From a physics textbook: how did they get the eccentric anomaly ψ?

Question

The initial formula was: $$ \begin{align} \cos\psi &= \cos(θ-θ₀) + e \sin^2(θ-θ₀) - e^2 \cos(θ-θ₀)\sin^2(θ-θ₀)\\ &+ e^3 \cos^2(θ-θ₀)\sin^2(θ-θ₀) - ...\\ \end{align} $$ Where e is the eccentricity, $ψ$ is the eccentric anomaly, and $θ-θ₀$ is the true anomaly.

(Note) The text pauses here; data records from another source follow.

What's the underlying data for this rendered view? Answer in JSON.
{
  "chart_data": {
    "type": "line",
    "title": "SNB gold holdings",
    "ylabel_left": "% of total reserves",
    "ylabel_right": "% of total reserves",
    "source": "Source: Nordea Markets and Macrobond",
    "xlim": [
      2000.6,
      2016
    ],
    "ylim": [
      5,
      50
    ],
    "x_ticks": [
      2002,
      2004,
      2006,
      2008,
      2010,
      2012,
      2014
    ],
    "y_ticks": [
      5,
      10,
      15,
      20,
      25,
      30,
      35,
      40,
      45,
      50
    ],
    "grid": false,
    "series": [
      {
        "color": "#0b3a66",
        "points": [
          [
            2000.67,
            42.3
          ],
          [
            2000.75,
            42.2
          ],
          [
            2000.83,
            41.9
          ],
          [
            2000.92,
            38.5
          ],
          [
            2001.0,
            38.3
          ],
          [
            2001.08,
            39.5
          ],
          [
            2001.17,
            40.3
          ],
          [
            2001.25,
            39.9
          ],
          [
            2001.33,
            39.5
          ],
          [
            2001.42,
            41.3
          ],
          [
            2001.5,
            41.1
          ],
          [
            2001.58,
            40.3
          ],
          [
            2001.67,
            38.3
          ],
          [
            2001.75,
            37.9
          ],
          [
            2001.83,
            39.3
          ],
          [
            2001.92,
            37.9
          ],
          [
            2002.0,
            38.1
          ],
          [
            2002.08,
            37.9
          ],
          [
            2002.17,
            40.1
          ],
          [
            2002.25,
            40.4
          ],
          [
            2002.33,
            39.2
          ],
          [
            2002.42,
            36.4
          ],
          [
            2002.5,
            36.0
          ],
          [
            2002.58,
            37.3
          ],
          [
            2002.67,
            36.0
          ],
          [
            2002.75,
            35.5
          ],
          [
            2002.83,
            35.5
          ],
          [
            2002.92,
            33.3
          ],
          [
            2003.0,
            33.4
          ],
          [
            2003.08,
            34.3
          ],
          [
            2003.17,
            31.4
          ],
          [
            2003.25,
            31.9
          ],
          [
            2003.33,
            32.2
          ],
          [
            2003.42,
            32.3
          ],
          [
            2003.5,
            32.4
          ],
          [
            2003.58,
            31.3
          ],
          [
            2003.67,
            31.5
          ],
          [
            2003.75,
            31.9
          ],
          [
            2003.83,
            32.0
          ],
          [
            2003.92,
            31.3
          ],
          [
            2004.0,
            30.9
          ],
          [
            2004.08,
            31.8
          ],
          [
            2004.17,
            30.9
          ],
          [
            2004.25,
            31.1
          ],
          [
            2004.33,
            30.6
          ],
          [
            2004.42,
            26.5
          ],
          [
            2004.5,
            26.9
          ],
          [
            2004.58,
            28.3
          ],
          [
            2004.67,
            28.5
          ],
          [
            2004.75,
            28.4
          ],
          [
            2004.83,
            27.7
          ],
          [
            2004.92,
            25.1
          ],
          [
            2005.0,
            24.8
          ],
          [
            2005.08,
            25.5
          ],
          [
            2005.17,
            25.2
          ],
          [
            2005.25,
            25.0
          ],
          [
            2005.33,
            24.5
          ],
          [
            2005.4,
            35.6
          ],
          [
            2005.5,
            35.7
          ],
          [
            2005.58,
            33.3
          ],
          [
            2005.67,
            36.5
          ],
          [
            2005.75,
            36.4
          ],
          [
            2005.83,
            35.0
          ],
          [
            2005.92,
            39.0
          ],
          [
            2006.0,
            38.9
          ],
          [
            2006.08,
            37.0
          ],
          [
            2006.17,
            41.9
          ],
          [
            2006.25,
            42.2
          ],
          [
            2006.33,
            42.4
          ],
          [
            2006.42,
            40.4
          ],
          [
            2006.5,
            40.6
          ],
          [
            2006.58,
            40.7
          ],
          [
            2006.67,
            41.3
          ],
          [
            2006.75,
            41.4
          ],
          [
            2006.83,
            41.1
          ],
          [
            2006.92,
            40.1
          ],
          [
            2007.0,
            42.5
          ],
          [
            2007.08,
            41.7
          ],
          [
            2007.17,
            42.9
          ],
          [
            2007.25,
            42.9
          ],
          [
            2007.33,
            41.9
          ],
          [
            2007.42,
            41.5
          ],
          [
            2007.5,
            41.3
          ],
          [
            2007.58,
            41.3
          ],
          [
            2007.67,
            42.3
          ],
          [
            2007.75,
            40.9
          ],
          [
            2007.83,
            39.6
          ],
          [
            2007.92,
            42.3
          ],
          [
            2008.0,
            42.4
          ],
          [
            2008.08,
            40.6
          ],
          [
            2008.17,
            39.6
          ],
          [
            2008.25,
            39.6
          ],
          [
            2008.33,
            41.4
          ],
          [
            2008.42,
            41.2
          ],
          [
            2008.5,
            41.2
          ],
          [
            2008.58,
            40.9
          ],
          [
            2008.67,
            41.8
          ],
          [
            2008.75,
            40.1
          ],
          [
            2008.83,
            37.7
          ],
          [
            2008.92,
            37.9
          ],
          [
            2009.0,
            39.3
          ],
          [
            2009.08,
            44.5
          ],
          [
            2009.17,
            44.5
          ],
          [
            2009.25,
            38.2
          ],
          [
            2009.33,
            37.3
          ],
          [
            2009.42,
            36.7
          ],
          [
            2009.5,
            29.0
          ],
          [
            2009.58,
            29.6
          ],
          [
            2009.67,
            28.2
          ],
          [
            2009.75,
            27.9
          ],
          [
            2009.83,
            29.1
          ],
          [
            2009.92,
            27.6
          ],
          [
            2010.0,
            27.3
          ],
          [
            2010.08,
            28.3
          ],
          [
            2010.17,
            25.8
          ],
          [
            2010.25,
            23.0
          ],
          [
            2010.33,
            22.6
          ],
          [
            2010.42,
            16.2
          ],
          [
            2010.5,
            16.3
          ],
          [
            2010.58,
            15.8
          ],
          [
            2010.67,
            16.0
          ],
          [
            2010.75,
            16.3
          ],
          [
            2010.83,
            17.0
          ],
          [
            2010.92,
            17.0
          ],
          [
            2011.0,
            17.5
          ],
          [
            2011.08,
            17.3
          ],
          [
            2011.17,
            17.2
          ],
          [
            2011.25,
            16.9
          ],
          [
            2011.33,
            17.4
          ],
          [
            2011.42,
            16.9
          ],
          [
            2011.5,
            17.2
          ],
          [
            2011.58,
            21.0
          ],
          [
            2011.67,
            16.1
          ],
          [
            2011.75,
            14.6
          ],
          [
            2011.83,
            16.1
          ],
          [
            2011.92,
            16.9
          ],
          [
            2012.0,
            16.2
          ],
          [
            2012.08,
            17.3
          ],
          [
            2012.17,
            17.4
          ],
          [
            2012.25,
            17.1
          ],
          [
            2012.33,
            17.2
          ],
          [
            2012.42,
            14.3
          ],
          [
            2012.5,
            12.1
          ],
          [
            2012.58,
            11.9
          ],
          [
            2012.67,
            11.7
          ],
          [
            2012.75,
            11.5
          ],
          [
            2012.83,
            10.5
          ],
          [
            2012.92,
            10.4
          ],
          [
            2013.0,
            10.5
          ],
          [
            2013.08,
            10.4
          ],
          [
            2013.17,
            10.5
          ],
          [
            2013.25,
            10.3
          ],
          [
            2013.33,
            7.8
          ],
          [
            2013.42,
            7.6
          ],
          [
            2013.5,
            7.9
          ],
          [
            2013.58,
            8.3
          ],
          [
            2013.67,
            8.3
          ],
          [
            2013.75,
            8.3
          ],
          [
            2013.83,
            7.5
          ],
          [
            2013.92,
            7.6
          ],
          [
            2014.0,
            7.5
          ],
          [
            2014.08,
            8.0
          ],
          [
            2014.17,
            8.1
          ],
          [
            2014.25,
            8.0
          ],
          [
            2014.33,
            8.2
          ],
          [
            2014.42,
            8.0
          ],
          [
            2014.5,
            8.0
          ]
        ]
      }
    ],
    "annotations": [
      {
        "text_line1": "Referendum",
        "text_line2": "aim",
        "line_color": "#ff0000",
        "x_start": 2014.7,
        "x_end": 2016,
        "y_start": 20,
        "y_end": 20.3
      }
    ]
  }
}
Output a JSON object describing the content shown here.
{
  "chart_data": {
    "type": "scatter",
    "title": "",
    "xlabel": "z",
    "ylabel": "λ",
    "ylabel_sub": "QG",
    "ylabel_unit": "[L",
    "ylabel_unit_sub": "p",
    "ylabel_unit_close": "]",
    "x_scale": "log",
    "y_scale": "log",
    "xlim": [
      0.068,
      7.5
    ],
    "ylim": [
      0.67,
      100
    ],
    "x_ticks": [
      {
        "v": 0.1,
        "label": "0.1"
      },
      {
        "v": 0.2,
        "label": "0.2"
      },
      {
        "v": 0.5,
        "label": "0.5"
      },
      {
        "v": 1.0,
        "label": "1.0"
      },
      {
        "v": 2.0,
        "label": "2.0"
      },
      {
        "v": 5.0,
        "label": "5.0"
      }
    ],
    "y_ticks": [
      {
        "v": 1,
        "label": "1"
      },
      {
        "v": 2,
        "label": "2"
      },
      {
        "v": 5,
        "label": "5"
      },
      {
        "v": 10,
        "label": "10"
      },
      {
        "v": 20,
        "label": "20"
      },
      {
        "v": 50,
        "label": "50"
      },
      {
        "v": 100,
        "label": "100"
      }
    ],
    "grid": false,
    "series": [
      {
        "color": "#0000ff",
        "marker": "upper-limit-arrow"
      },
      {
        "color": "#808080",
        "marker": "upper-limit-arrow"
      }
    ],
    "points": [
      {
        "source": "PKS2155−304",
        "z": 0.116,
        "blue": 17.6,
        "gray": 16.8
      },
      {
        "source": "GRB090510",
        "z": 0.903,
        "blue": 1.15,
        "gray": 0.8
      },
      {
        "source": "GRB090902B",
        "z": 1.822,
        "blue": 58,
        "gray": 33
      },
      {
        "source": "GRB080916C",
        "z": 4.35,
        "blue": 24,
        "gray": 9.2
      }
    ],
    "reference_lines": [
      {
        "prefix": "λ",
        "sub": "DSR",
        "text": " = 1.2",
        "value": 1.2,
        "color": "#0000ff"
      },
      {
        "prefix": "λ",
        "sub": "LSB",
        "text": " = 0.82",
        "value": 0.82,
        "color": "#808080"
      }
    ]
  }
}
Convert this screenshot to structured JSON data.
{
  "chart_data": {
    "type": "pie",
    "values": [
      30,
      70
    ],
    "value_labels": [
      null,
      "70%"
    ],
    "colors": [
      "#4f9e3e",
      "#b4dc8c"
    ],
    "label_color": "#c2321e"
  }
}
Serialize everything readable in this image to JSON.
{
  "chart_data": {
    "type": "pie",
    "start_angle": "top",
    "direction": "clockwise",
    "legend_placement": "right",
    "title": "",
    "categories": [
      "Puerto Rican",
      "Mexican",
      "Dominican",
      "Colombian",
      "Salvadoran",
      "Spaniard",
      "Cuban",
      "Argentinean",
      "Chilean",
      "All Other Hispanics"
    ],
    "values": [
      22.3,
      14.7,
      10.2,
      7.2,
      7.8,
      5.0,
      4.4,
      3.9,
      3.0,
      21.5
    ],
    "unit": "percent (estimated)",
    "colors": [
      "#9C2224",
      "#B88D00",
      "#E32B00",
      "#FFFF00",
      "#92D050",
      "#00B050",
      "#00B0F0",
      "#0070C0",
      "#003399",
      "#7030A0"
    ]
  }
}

They got out of this: $$ \psi = (θ-θ₀) - e \sin(θ-θ₀) + {e^2\over4} \sin2(θ-θ₀)+ \dots $$ I've tried various things with taylor series, but got nowhere, does anyone here know how this was derived?

Answer 1

If you want an expansion up to $e^2$ you can set $$ \psi=\psi_0+e \alpha+e^2\beta+O(e^3), $$ where $\psi_0=\theta-\theta_0$, while $\alpha$ and $\beta$ are unknown coefficients to be found. Using trig addition formulas and Taylor series for sine and cosine we can then write: $$ \begin{align} \cos\psi &=\cos(\psi_0+e \alpha+e^2\beta+O(e^3))\\ &=\cos\psi_0\cos(e \alpha+e^2\beta+O(e^3))-\sin\psi_0\sin(e \alpha+e^2\beta+O(e^3))\\ &=\cos\psi_0\left(1-{1\over2}e^2\alpha^2\right)-\sin\psi_0(e \alpha+e^2\beta)+O(e^3)\\ &=\cos\psi_0-e\alpha\sin\psi_0-e^2\left({1\over2}\alpha^2\cos\psi_0 +\beta\sin\psi_0\right)+O(e^3)\\ \end{align} $$ Comparing this with the given expansion we thus obtain: $$ \begin{align} -\alpha\sin\psi_0 &=\sin^2\psi_0\\ {1\over2}\alpha^2\cos\psi_0+\beta\sin\psi_0 &=\cos\psi_0\sin^2\psi_0 \end{align} $$ which can be solved to get $$ \alpha=-\sin\psi_0,\quad \beta={1\over2}\cos\psi_0\sin\psi_0={1\over4}\sin2\psi_0 $$ If desired, the same method can be used to find the expansion up to $e^3$ terms.